Under the state formula, Wauwatosa was in effect penalized for keeping its spending down, with aid from Madison keyed to per-student spending. Other districts that spent more – in some cases by spending down reserve funds or by borrowing – were rewarded with greater aid.

The Wauwatosa School District is historically and notably risk-averse, avoiding short-term borrowing and maintaining strong reserve funds. The current School Board has made it clear that philosophy is not changing.

The teachers' union, the Wauwatosa Education Association, had agreed in 2011-'12 to a one-year salary freeze, and this year accepted pay raises that amounted to an average of 2.1 percent.

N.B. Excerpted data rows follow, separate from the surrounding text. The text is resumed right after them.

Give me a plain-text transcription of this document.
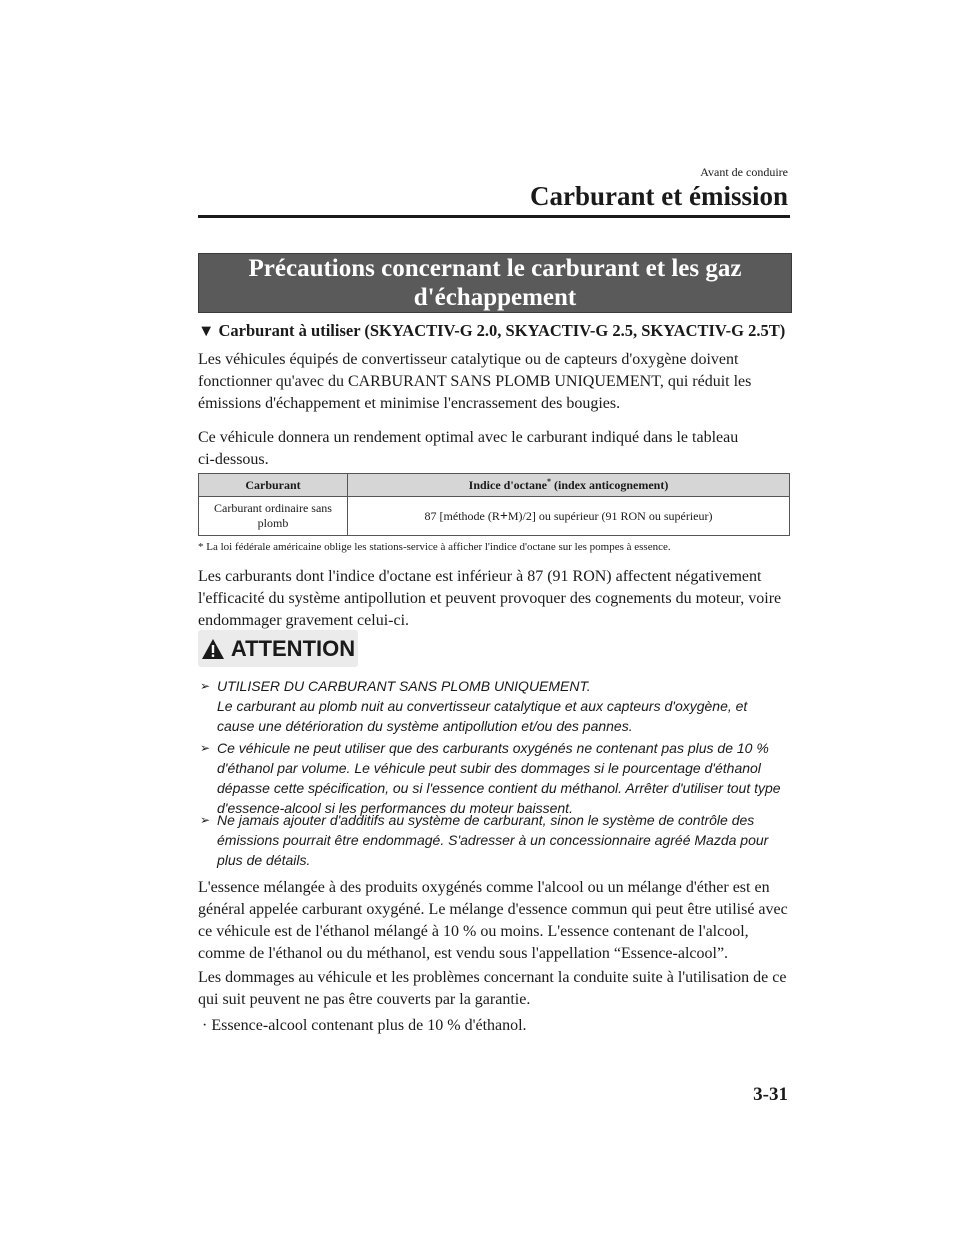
Avant de conduire
Carburant et émission
Précautions concernant le carburant et les gaz
d'échappement
▼ Carburant à utiliser (SKYACTIV-G 2.0, SKYACTIV-G 2.5, SKYACTIV-G 2.5T)
Les véhicules équipés de convertisseur catalytique ou de capteurs d'oxygène doivent
fonctionner qu'avec du CARBURANT SANS PLOMB UNIQUEMENT, qui réduit les
émissions d'échappement et minimise l'encrassement des bougies.
Ce véhicule donnera un rendement optimal avec le carburant indiqué dans le tableau
ci-dessous.
Carburant	Indice d'octane* (index anticognement)
Carburant ordinaire sans
plomb	87 [méthode (R+M)/2] ou supérieur (91 RON ou supérieur)
* La loi fédérale américaine oblige les stations-service à afficher l'indice d'octane sur les pompes à essence.
Les carburants dont l'indice d'octane est inférieur à 87 (91 RON) affectent négativement
l'efficacité du système antipollution et peuvent provoquer des cognements du moteur, voire
endommager gravement celui-ci.
ATTENTION
➢ UTILISER DU CARBURANT SANS PLOMB UNIQUEMENT.
Le carburant au plomb nuit au convertisseur catalytique et aux capteurs d'oxygène, et
cause une détérioration du système antipollution et/ou des pannes.
➢ Ce véhicule ne peut utiliser que des carburants oxygénés ne contenant pas plus de 10 %
d'éthanol par volume. Le véhicule peut subir des dommages si le pourcentage d'éthanol
dépasse cette spécification, ou si l'essence contient du méthanol. Arrêter d'utiliser tout type
d'essence-alcool si les performances du moteur baissent.
➢ Ne jamais ajouter d'additifs au système de carburant, sinon le système de contrôle des
émissions pourrait être endommagé. S'adresser à un concessionnaire agréé Mazda pour
plus de détails.
L'essence mélangée à des produits oxygénés comme l'alcool ou un mélange d'éther est en
général appelée carburant oxygéné. Le mélange d'essence commun qui peut être utilisé avec
ce véhicule est de l'éthanol mélangé à 10 % ou moins. L'essence contenant de l'alcool,
comme de l'éthanol ou du méthanol, est vendu sous l'appellation “Essence-alcool”.
Les dommages au véhicule et les problèmes concernant la conduite suite à l'utilisation de ce
qui suit peuvent ne pas être couverts par la garantie.
· Essence-alcool contenant plus de 10 % d'éthanol.
3-31
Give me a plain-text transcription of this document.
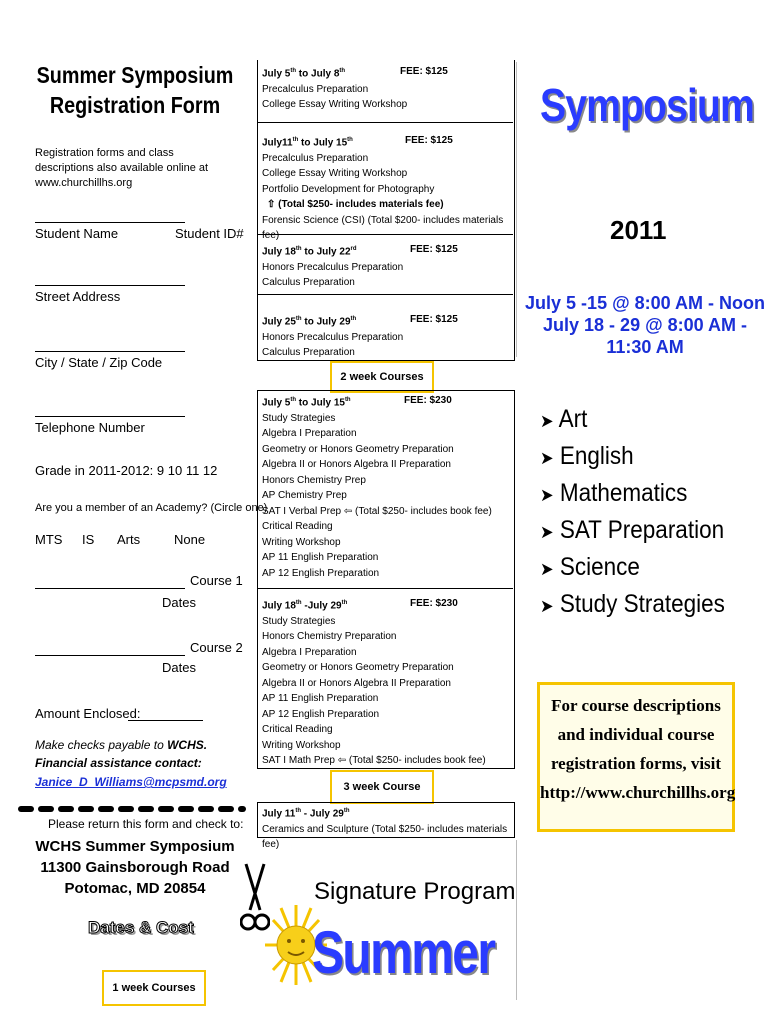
Summer Symposium
Registration Form
Registration forms and class descriptions also available online at www.churchillhs.org
Student Name	Student ID#
Street Address
City / State / Zip Code
Telephone Number
Grade in 2011-2012: 9 10 11 12
Are you a member of an Academy? (Circle one)
MTS IS Arts	None
Course 1
Dates
Course 2
Dates
Amount Enclosed:
Make checks payable to WCHS.
Financial assistance contact:
Janice_D_Williams@mcpsmd.org
Please return this form and check to:
WCHS Summer Symposium
11300 Gainsborough Road
Potomac, MD 20854
Dates & Cost
1 week Courses
July 5th to July 8th	FEE: $125
Precalculus Preparation
College Essay Writing Workshop
July11th to July 15th	FEE: $125
Precalculus Preparation
College Essay Writing Workshop
Portfolio Development for Photography
⇧ (Total $250- includes materials fee)
Forensic Science (CSI) (Total $200- includes materials fee)
July 18th to July 22rd	FEE: $125
Honors Precalculus Preparation
Calculus Preparation
July 25th to July 29th	FEE: $125
Honors Precalculus Preparation
Calculus Preparation
2 week Courses
July 5th to July 15th	FEE: $230
Study Strategies
Algebra I Preparation
Geometry or Honors Geometry Preparation
Algebra II or Honors Algebra II Preparation
Honors Chemistry Prep
AP Chemistry Prep
SAT I Verbal Prep ⇦ (Total $250- includes book fee)
Critical Reading
Writing Workshop
AP 11 English Preparation
AP 12 English Preparation
July 18th -July 29th	FEE: $230
Study Strategies
Honors Chemistry Preparation
Algebra I Preparation
Geometry or Honors Geometry Preparation
Algebra II or Honors Algebra II Preparation
AP 11 English Preparation
AP 12 English Preparation
Critical Reading
Writing Workshop
SAT I Math Prep ⇦ (Total $250- includes book fee)
3 week Course
July 11th - July 29th
Ceramics and Sculpture (Total $250- includes materials fee)
Symposium
2011
July 5 -15 @ 8:00 AM - Noon
July 18 - 29 @ 8:00 AM -
11:30 AM
➤ Art
➤ English
➤ Mathematics
➤ SAT Preparation
➤ Science
➤ Study Strategies
For course descriptions and individual course registration forms, visit http://www.churchillhs.org
Signature Program
Summer
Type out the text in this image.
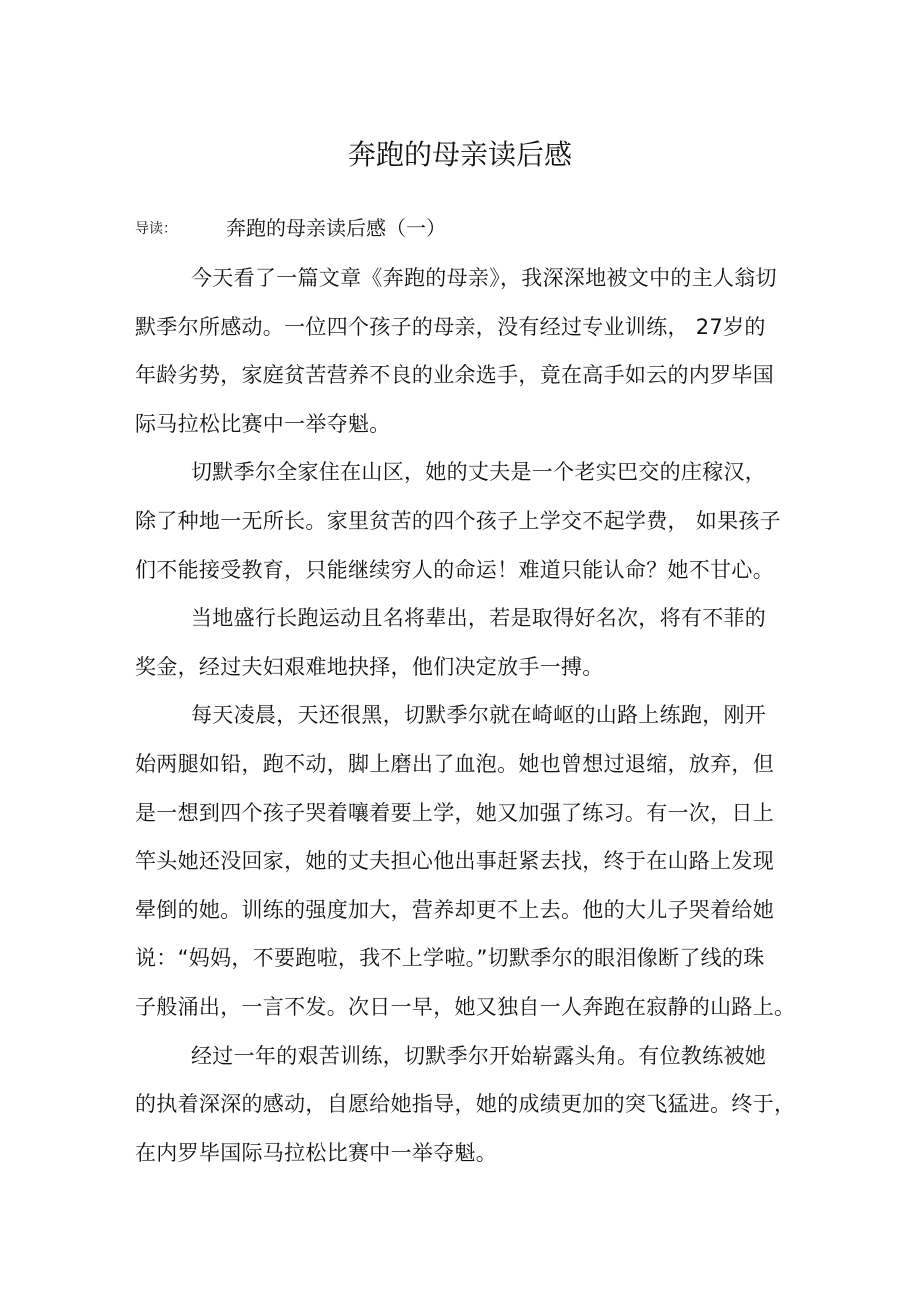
奔跑的母亲读后感
导读： 奔跑的母亲读后感（一）
今天看了一篇文章《奔跑的母亲》，我深深地被文中的主人翁切
默季尔所感动。一位四个孩子的母亲，没有经过专业训练， 27岁的
年龄劣势，家庭贫苦营养不良的业余选手，竟在高手如云的内罗毕国
际马拉松比赛中一举夺魁。
切默季尔全家住在山区，她的丈夫是一个老实巴交的庄稼汉，
除了种地一无所长。家里贫苦的四个孩子上学交不起学费， 如果孩子
们不能接受教育，只能继续穷人的命运！难道只能认命？她不甘心。
当地盛行长跑运动且名将辈出，若是取得好名次，将有不菲的
奖金，经过夫妇艰难地抉择，他们决定放手一搏。
每天凌晨，天还很黑，切默季尔就在崎岖的山路上练跑，刚开
始两腿如铅，跑不动，脚上磨出了血泡。她也曾想过退缩，放弃，但
是一想到四个孩子哭着嚷着要上学，她又加强了练习。有一次，日上
竿头她还没回家，她的丈夫担心他出事赶紧去找，终于在山路上发现
晕倒的她。训练的强度加大，营养却更不上去。他的大儿子哭着给她
说：“妈妈，不要跑啦，我不上学啦。”切默季尔的眼泪像断了线的珠
子般涌出，一言不发。次日一早，她又独自一人奔跑在寂静的山路上。
经过一年的艰苦训练，切默季尔开始崭露头角。有位教练被她
的执着深深的感动，自愿给她指导，她的成绩更加的突飞猛进。终于，
在内罗毕国际马拉松比赛中一举夺魁。
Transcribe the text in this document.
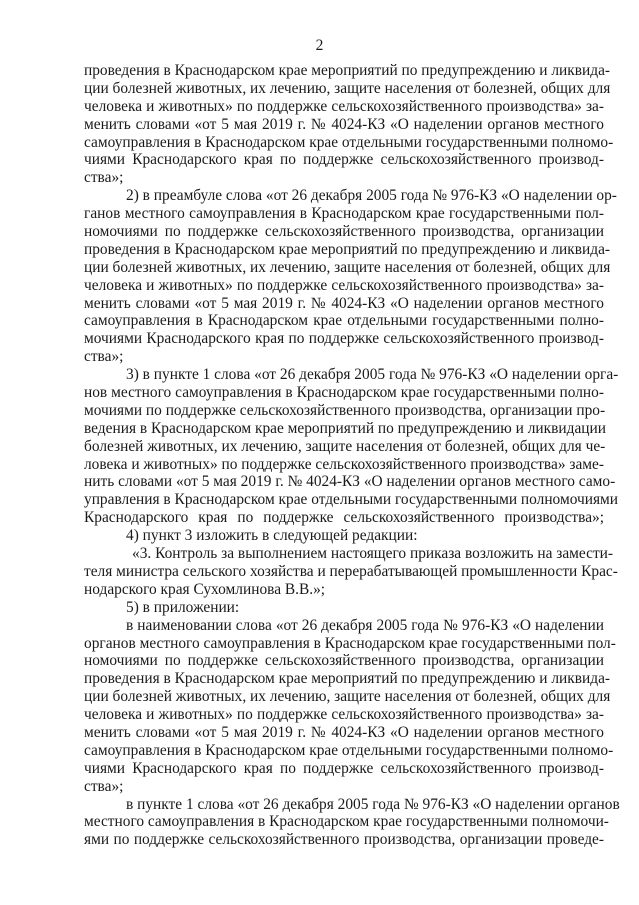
2
проведения в Краснодарском крае мероприятий по предупреждению и ликвида-
ции болезней животных, их лечению, защите населения от болезней, общих для
человека и животных» по поддержке сельскохозяйственного производства» за-
менить словами «от 5 мая 2019 г. № 4024-КЗ «О наделении органов местного
самоуправления в Краснодарском крае отдельными государственными полномо-
чиями Краснодарского края по поддержке сельскохозяйственного производ-
ства»;
2) в преамбуле слова «от 26 декабря 2005 года № 976-КЗ «О наделении ор-
ганов местного самоуправления в Краснодарском крае государственными пол-
номочиями по поддержке сельскохозяйственного производства, организации
проведения в Краснодарском крае мероприятий по предупреждению и ликвида-
ции болезней животных, их лечению, защите населения от болезней, общих для
человека и животных» по поддержке сельскохозяйственного производства» за-
менить словами «от 5 мая 2019 г. № 4024-КЗ «О наделении органов местного
самоуправления в Краснодарском крае отдельными государственными полно-
мочиями Краснодарского края по поддержке сельскохозяйственного производ-
ства»;
3) в пункте 1 слова «от 26 декабря 2005 года № 976-КЗ «О наделении орга-
нов местного самоуправления в Краснодарском крае государственными полно-
мочиями по поддержке сельскохозяйственного производства, организации про-
ведения в Краснодарском крае мероприятий по предупреждению и ликвидации
болезней животных, их лечению, защите населения от болезней, общих для че-
ловека и животных» по поддержке сельскохозяйственного производства» заме-
нить словами «от 5 мая 2019 г. № 4024-КЗ «О наделении органов местного само-
управления в Краснодарском крае отдельными государственными полномочиями
Краснодарского края по поддержке сельскохозяйственного производства»;
4) пункт 3 изложить в следующей редакции:
«3. Контроль за выполнением настоящего приказа возложить на замести-
теля министра сельского хозяйства и перерабатывающей промышленности Крас-
нодарского края Сухомлинова В.В.»;
5) в приложении:
в наименовании слова «от 26 декабря 2005 года № 976-КЗ «О наделении
органов местного самоуправления в Краснодарском крае государственными пол-
номочиями по поддержке сельскохозяйственного производства, организации
проведения в Краснодарском крае мероприятий по предупреждению и ликвида-
ции болезней животных, их лечению, защите населения от болезней, общих для
человека и животных» по поддержке сельскохозяйственного производства» за-
менить словами «от 5 мая 2019 г. № 4024-КЗ «О наделении органов местного
самоуправления в Краснодарском крае отдельными государственными полномо-
чиями Краснодарского края по поддержке сельскохозяйственного производ-
ства»;
в пункте 1 слова «от 26 декабря 2005 года № 976-КЗ «О наделении органов
местного самоуправления в Краснодарском крае государственными полномочи-
ями по поддержке сельскохозяйственного производства, организации проведе-
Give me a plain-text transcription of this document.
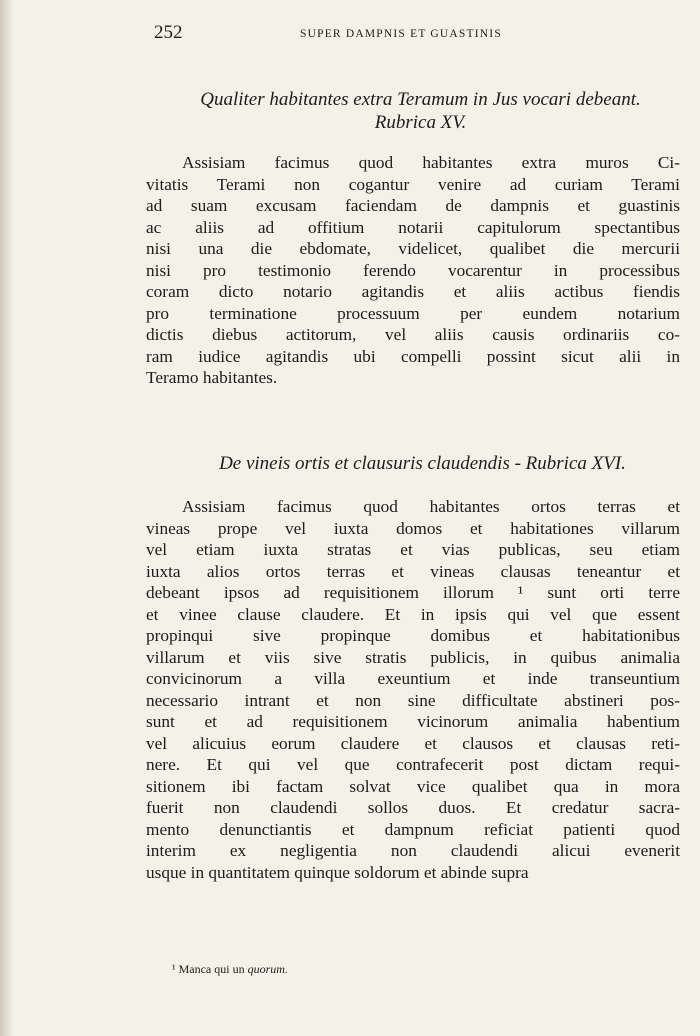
252	SUPER DAMPNIS ET GUASTINIS
Qualiter habitantes extra Teramum in Jus vocari debeant.
Rubrica XV.
Assisiam facimus quod habitantes extra muros Ci-
vitatis Terami non cogantur venire ad curiam Terami
ad suam excusam faciendam de dampnis et guastinis
ac aliis ad offitium notarii capitulorum spectantibus
nisi una die ebdomate, videlicet, qualibet die mercurii
nisi pro testimonio ferendo vocarentur in processibus
coram dicto notario agitandis et aliis actibus fiendis
pro terminatione processuum per eundem notarium
dictis diebus actitorum, vel aliis causis ordinariis co-
ram iudice agitandis ubi compelli possint sicut alii in
Teramo habitantes.
De vineis ortis et clausuris claudendis - Rubrica XVI.
Assisiam facimus quod habitantes ortos terras et
vineas prope vel iuxta domos et habitationes villarum
vel etiam iuxta stratas et vias publicas, seu etiam
iuxta alios ortos terras et vineas clausas teneantur et
debeant ipsos ad requisitionem illorum ¹ sunt orti terre
et vinee clause claudere. Et in ipsis qui vel que essent
propinqui sive propinque domibus et habitationibus
villarum et viis sive stratis publicis, in quibus animalia
convicinorum a villa exeuntium et inde transeuntium
necessario intrant et non sine difficultate abstineri pos-
sunt et ad requisitionem vicinorum animalia habentium
vel alicuius eorum claudere et clausos et clausas reti-
nere. Et qui vel que contrafecerit post dictam requi-
sitionem ibi factam solvat vice qualibet qua in mora
fuerit non claudendi sollos duos. Et credatur sacra-
mento denunctiantis et dampnum reficiat patienti quod
interim ex negligentia non claudendi alicui evenerit
usque in quantitatem quinque soldorum et abinde supra
¹ Manca qui un quorum.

Ron Abalone October 26, 2012 at 03:40 PM
A lot of questionable expenditures, new debt, and admitted mistakes by Wauwatosa officials lately. The Republican neighborhood on and around Meinecke lobbied and pushed for the bailout of their flood prone properties with the most expensive Wauwatosa project ever, the Meinecke sewer project. Their property values will undoubledly increase immediately, but not their property valuations for tax purposes. Republicans, and particularly Tea Party types, hate government, except when it benefits them. Then they run to get help and be so teary, desperate and distressed about it, behavior they hate in others.
William Dreher October 26, 2012 at 06:06 PM
What a shock! Taxes going up in Wauwatosa. I undestand that we will be getting less from the state...and other communities too. Yes, I understand that the city levied taxes that were not applicable. An honest mistake I'll bet. The tax codes are quite clear. This "tax mistake" did in fact cost Tosa taxpayers in legal fees and wasted time and who knows what else. The real problem goes much deeper than the tax increase for schools. The problem is "we have been paying too much for too lttle for too long". The city is inefficient and out-of-touch with the real cost of goods and services today. I find the following ironic. Right after the September 20th article in the Tosa Patch "Police Department to lose two employees" (the retiring police administrative officer had a salary of $88,361), the Patch featured an article about Mayor Ehley conducting a study of city employee salaries. I'll bet the mayor got a bit of flack on the $88,000 plus. I realize this is a union position...but really? Other communities have great services, great schools and wonderful neighborhoods. And they run on lesser bugets. If you believe we are truly getting what we are paying for, more power to ya. These bad economic times. But look on the bright side. Perhaps the city of Wauwatosa will be forced to operate as a more fiscally responsible "business". Let's face it...it's time for a change. Just sayin.
William Dreher October 26, 2012 at 07:34 PM
I am very interested in this topic. Thanks for the report
Jim Price October 26, 2012 at 09:26 PM
Becky, my sympathies to you and your family. Many are out of work, and many more are facing difficult financial times. But as to teachers' raises, as pointed out, they did voluntarily accept a salary freeze last year coupled with a significant increase in their benefit costs – essentially losing money, and putting them in the same boat with others who have been getting by on less. So, if they got an average 2.1 percent increase this year, and no raise last year, with higher benefit costs in both years than they were used to paying, they have taken a big hit in compensation that far outstrips the average 1.05 percent salary increase they've gotten averaged over the past two years. Even with sluggish economic growth overall, they, like most of us, have had to get by with less than cost of living increases, higher health care costs, etc. Those were sacrifices that were made voluntarily before Act 10 went into effect. We need good, dedicated teachers if Wauwatosa is to continue to be the desirable, destination location that it is for young families. We can't expect them to stay indefinitely with definitely no salary increases in their futures.
3393 October 27, 2012 at 09:11 PM
"Higher benefit costs than they were used to paying".....that's an interesting spin after teachers didn't pay jack for their lavish benefits. Boo hoo on their salary freeze too. At least they have a job. That "we need dedicated teachers" stuff is like a broken record. Why are teachers more dedicated than Becky's husband?